Greta puts a bowl in front of me. I stare at it.
“Eat,” she says. “You need it, honey.”
I eat.
Merric finds me before I’ve finished the coffee.
“East ridge,” he says, setting the patrol map on the table without sitting down. “Dane flagged an unfamiliar scent on the south approach early this morning. Thought it was a transient.”He traces the approach line with one finger. “I want it confirmed. Take Sienna.”
Why me.
He reads my face. “Because you read terrain better than anyone I have.”
That’s true, so I don’t argue. Even though I have a sense of apprehension climbing up my spine.
Sienna is at the east gate when I get there. We shift and go out on four legs — faster, and the scent reads cleaner in wolf form. The morning air is cool off the ridge, carrying the night’s damp. The compound drops away behind us.
I pick up his trail within a quarter mile.
My wolf knows it before I do. She goes still mid-stride, nose working, every hair along my spine lifting in a slow wave. I stand there on the limestone with Sienna three yards back and let the full weight of it hit.
Male. Alpha. Dense with dominance. The concentration of him that I’ve been carrying in my head for days, and now it’s on the stone under my paws, fresh enough that he stood here less than twelve hours ago.
My body makes a sound I don’t authorize. Low, barely a vibration. Sienna’s ears rotate toward me.
Stop.
I move forward. Nose down. Reading.
He’s been methodical. The trail doesn’t wander, it circles, wide and deliberate, the pattern of an animal charting a territory rather than crossing it. He’s been checking the approaches, the gaps in patrol coverage, the places where terrain screens movement. This isn’t a wolf stumbling through unfamiliar ground. This is reconnaissance.
He’s been waiting.
We follow the circle east, then south, then back north, where it cuts toward the high ridge. Sienna tracks behind me, reading what I’m reading.

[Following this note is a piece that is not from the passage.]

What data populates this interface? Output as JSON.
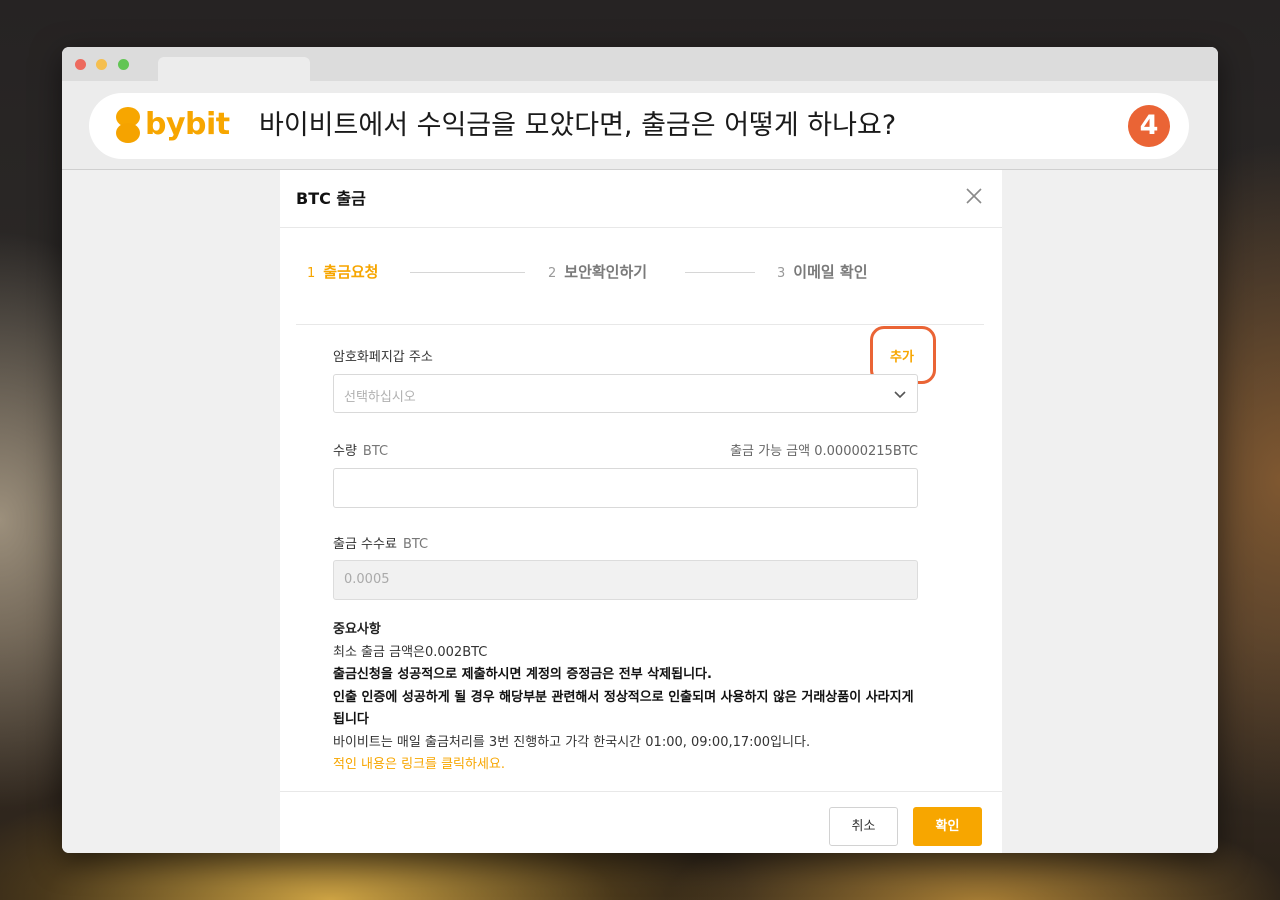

The resting place is in a hollow under a limestone overhang, screened on three sides by scrub. He’s been here more than once — the ground is worn, the same body in the same position, a shallow depression that holds his shape. I lower my nose to it.
Still warm.
My wolf goes rigid. The warmth in the stone and the scent rising from it — him, hours ago — hits my body like stepping into a current. The heat I’ve been managing since dawn comes up through the herbs and the cold morning and the sheer effort of this. I stand there breathing until it drops back to something I can cope with.
I shift to human. Sienna shifts beside me.
“Same wolf as the south approach,” I say. My voice comes out even. “He’s been circling. Single wolf, no contact attempted.” I look at the hollow, the worn ground. “Start back. Tell Merric what we found.”
“And you?”
“I’ll track north. See where the circle ends.”
She nods. She goes where she’s sent and asks the questions that need asking. The question she doesn’t ask — the one I can see in the way she holds herself before she turns back down the ridge — I’m grateful for.
I wait until she’s out of scent range. Then I follow the trail north.
I already know he’s up here. My body has known since I stepped out of the east gate this morning. The pull tightens with every step. I follow the trail. I keep my nose on the stone.
The trail ends in the boulder field at the ridge’s crest.
Not ends. Stops. The scent is the strongest it’s been all morning. He’s here now.